Subject Re: [Firebird-Architect] Re: Some benchmarks about 'Order by' - temporary
Author Pavel Cisar
Hi,

Vlad Horsun wrote:
>
> What i mean is that sorted runs contains whole records and during
> merge phase we must read it from disk and write back merged larger
> runs. Formally we need only keys to compare and merge. Therefore
> we have different sort time for records of different size but with keys
> of equal size. More record_size/key_size more performance loss we
> have.

Just an idea.

In the project I was involved in the past that had to sort records of
various size in sets of various size we had a great success with
building B-tree index on the fly + read in index order instead sorting
the set. Sort performance degrades rapidly with set size (size*row
length in fact), while time requirements to build the index was more or
less linear with set size. Index was a balanced B-tree organized in
pages of fixed size. Index key values weren't stored in index directly,
but as pointers to the row in base set.
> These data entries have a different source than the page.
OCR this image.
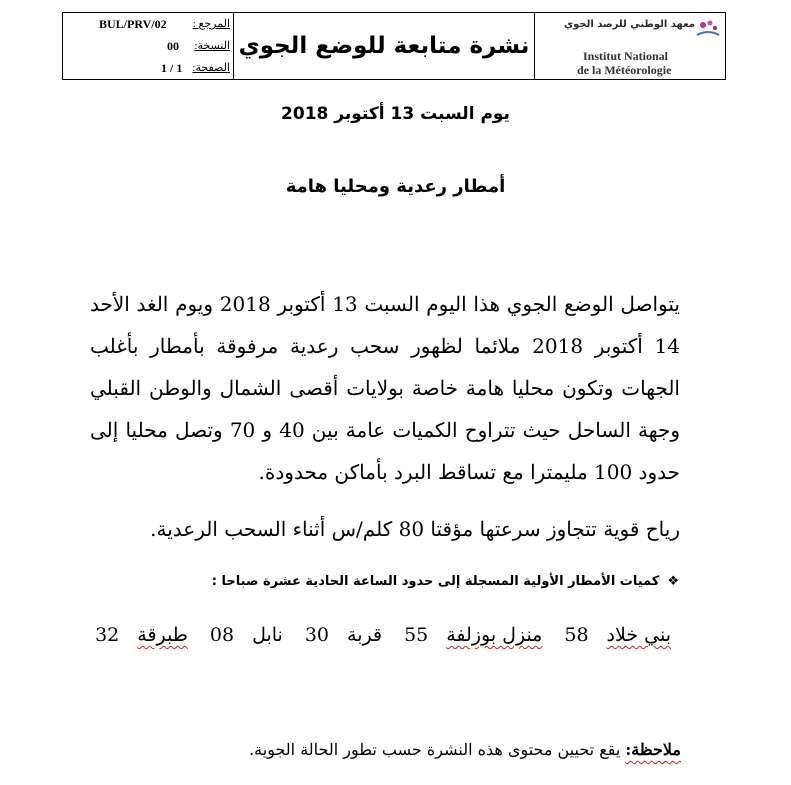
BUL/PRV/02 المرجع :
00 النسخة:
1 / 1 الصفحة:
نشرة متابعة للوضع الجوي
معهد الوطني للرصد الجوي
Institut National
de la Météorologie
يوم السبت 13 أكتوبر 2018
أمطار رعدية ومحليا هامة
يتواصل الوضع الجوي هذا اليوم السبت 13 أكتوبر 2018 ويوم الغد الأحد 14 أكتوبر 2018 ملائما لظهور سحب رعدية مرفوقة بأمطار بأغلب الجهات وتكون محليا هامة خاصة بولايات أقصى الشمال والوطن القبلي وجهة الساحل حيث تتراوح الكميات عامة بين 40 و 70 وتصل محليا إلى حدود 100 مليمترا مع تساقط البرد بأماكن محدودة.
رياح قوية تتجاوز سرعتها مؤقتا 80 كلم/س أثناء السحب الرعدية.
❖كميات الأمطار الأولية المسجلة إلى حدود الساعة الحادية عشرة صباحا :
بني خلاد
58
منزل بوزلفة
55
قربة
30
نابل
08
طبرقة
32
ملاحظة: يقع تحيين محتوى هذه النشرة حسب تطور الحالة الجوية.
Index was hence very dense and
could be held in memory even for large sets. Of course, once the set
pages / clusters has to be flushed on disk, there was a penalty in index
building when set page has to be read to retrieve the key value, but
anyway, it was quite fast. Lightning fast when everything fits into
memory (that are bigger and cheaper by every year), and I guess that
this strategy could be enhanced and optimized for better performance
when base set doesn't fit into memory (we didn't spend a lot of time to
try optimize it, as results we had were good enough for our needs).

best regards
Pavel Cisar
IBPhoenix